Gosto de viajar sozinho. A solidão é o princípio e o fim das grandes viagens, aquelas que começamos por fazer dentro de nós. Fui a Gaziantep sozinho, desci de um autocarro decrépito, misturei-me com as gentes e senti-me em casa. Sinto-me em casa em todos os lugares, senti-me sempre em casa em todas as vilas, aldeias e cidades que demandei, basta não ter preconceitos nem exigências e ser apenas aquilo que temos de ser no ambiente que nos rodeia. Fui a Aleppo acompanhado por amigos, estendemo-nos ao sol da varanda do hotel mais barato que encontrámos, caminhámos para Palmira, essa maravilha da Roma do oriente, e já sei não como será Aleppo ou como será Palmira depois da guerra ter devastado tudo o que por lá havia pela simples vontade dos homens, pela incompatibilidade das crenças e pela mais pura das crueldades de haver economias que precisam de vender metralhadoras e tanques e mísseis e caças para poderem continuar a florescer e a modelar o mundo à força dos seus interesses. Não, não estou a levantar a dúvida da culpa: se ela é de Deus ou da voracidade cúpida dos homens que, aliás, terão sido feitos à sua imagem e semelhança. Estou a falar apenas de lugares marcados pela História e que, de um dia para o outro, parecem ter sido varridos pela História. De Gaziantep a Aleppo, dizem as enciclopédias, distam exatamente 97 quilómetros. É curioso. Quando estive em Gaziantep não me lembrei de Aleppo e quando estive em Aleppo não me veio Gaziantep à memória. E, no entanto, estavam ali tão perto. Mas partimos para um destino e nem sempre há outros destinos que venham a seguir porque apesar de a viagem em redor do mundo ser, para mim, sempre a mesma e interminável viagem, estou sempre certo, na hora de partir, daquilo em que vou em busca. Fui a Gaziantep para ir a Gaziantep. Fui a Aleppo para ir a Aleppo e a Palmira. Pouco importa que pelo caminho percorresse a Estrada de Damasco. 

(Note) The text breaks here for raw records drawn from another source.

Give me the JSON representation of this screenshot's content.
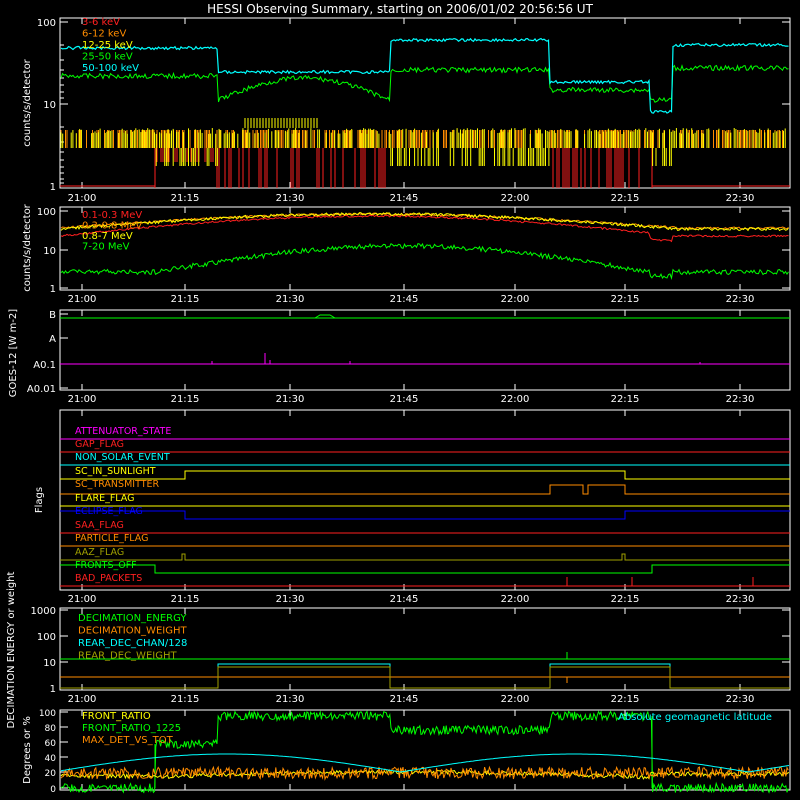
{
  "title": "HESSI Observing Summary, starting on 2006/01/02 20:56:56 UT",
  "time_ticks": [
    "21:00",
    "21:15",
    "21:30",
    "21:45",
    "22:00",
    "22:15",
    "22:30"
  ],
  "colors": {
    "axes": "#ffffff",
    "red": "#ff2020",
    "orange": "#ff8c00",
    "yellow": "#ffff00",
    "green": "#00ff00",
    "cyan": "#00ffff",
    "magenta": "#ff00ff",
    "blue": "#0000ff",
    "olive": "#a0a000"
  },
  "chart_data": [
    {
      "type": "line",
      "ylabel": "counts/s/detector",
      "yscale": "log",
      "ylim": [
        1,
        100
      ],
      "y_ticks": [
        "100",
        "10",
        "1"
      ],
      "series": [
        {
          "name": "3-6 keV",
          "color": "#ff2020"
        },
        {
          "name": "6-12 keV",
          "color": "#ff8c00"
        },
        {
          "name": "12-25 keV",
          "color": "#ffff00"
        },
        {
          "name": "25-50 keV",
          "color": "#00ff00"
        },
        {
          "name": "50-100 keV",
          "color": "#00ffff"
        }
      ]
    },
    {
      "type": "line",
      "ylabel": "counts/s/detector",
      "yscale": "log",
      "ylim": [
        1,
        100
      ],
      "y_ticks": [
        "100",
        "10",
        "1"
      ],
      "series": [
        {
          "name": "0.1-0.3 MeV",
          "color": "#ff2020"
        },
        {
          "name": "0.3-0.8 MeV",
          "color": "#ff8c00"
        },
        {
          "name": "0.8-7 MeV",
          "color": "#ffff00"
        },
        {
          "name": "7-20 MeV",
          "color": "#00ff00"
        }
      ]
    },
    {
      "type": "line",
      "ylabel": "GOES-12 [W m-2]",
      "y_ticks": [
        "B",
        "A",
        "A0.1",
        "A0.01"
      ],
      "series": []
    },
    {
      "type": "line",
      "ylabel": "Flags",
      "series": [
        {
          "name": "ATTENUATOR_STATE",
          "color": "#ff00ff"
        },
        {
          "name": "GAP_FLAG",
          "color": "#ff2020"
        },
        {
          "name": "NON_SOLAR_EVENT",
          "color": "#00ffff"
        },
        {
          "name": "SC_IN_SUNLIGHT",
          "color": "#ffff00"
        },
        {
          "name": "SC_TRANSMITTER",
          "color": "#ff8c00"
        },
        {
          "name": "FLARE_FLAG",
          "color": "#ffff00"
        },
        {
          "name": "ECLIPSE_FLAG",
          "color": "#0000ff"
        },
        {
          "name": "SAA_FLAG",
          "color": "#ff2020"
        },
        {
          "name": "PARTICLE_FLAG",
          "color": "#ff8c00"
        },
        {
          "name": "AAZ_FLAG",
          "color": "#a0a000"
        },
        {
          "name": "FRONTS_OFF",
          "color": "#00ff00"
        },
        {
          "name": "BAD_PACKETS",
          "color": "#ff2020"
        }
      ]
    },
    {
      "type": "line",
      "ylabel": "DECIMATION ENERGY or weight",
      "yscale": "log",
      "y_ticks": [
        "1000",
        "100",
        "10",
        "1"
      ],
      "series": [
        {
          "name": "DECIMATION_ENERGY",
          "color": "#00ff00"
        },
        {
          "name": "DECIMATION_WEIGHT",
          "color": "#ff8c00"
        },
        {
          "name": "REAR_DEC_CHAN/128",
          "color": "#00ffff"
        },
        {
          "name": "REAR_DEC_WEIGHT",
          "color": "#a0a000"
        }
      ]
    },
    {
      "type": "line",
      "ylabel": "Degrees or %",
      "y_ticks": [
        "100",
        "80",
        "60",
        "40",
        "20",
        "0"
      ],
      "series": [
        {
          "name": "FRONT_RATIO",
          "color": "#ffff00"
        },
        {
          "name": "FRONT_RATIO_1225",
          "color": "#00ff00"
        },
        {
          "name": "MAX_DET_VS_TOT",
          "color": "#ff8c00"
        },
        {
          "name": "Absolute geomagnetic latitude",
          "color": "#00ffff"
        }
      ]
    }
  ]
}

Gaziantep e Aleppo são cidades irmãs, embora Aleppo venha de um tempo muito mais antigo e tenha sido habitada a partir do ano 5000 antes de Cristo. Hoje, no ano de 2023 após a vinda do Messias que deveria ter alterado os devaneios dos homens simples, continuam irmãs mas na desgraça e por isso voltei a viajar pelas imagens que guardo de cada uma delas e pela nobreza idêntica das suas fortalezas afinal não indestrutíveis. Sei que não voltarei nem a uma nem a outra. Participei da sua vida intrínseca, pisei o chão das suas ruas então intactas, que me levaria a querer ver a sua destruição? As cidades morrem como os homens que as constroem. Mas eu prefiro recordar vivos os meus mortos.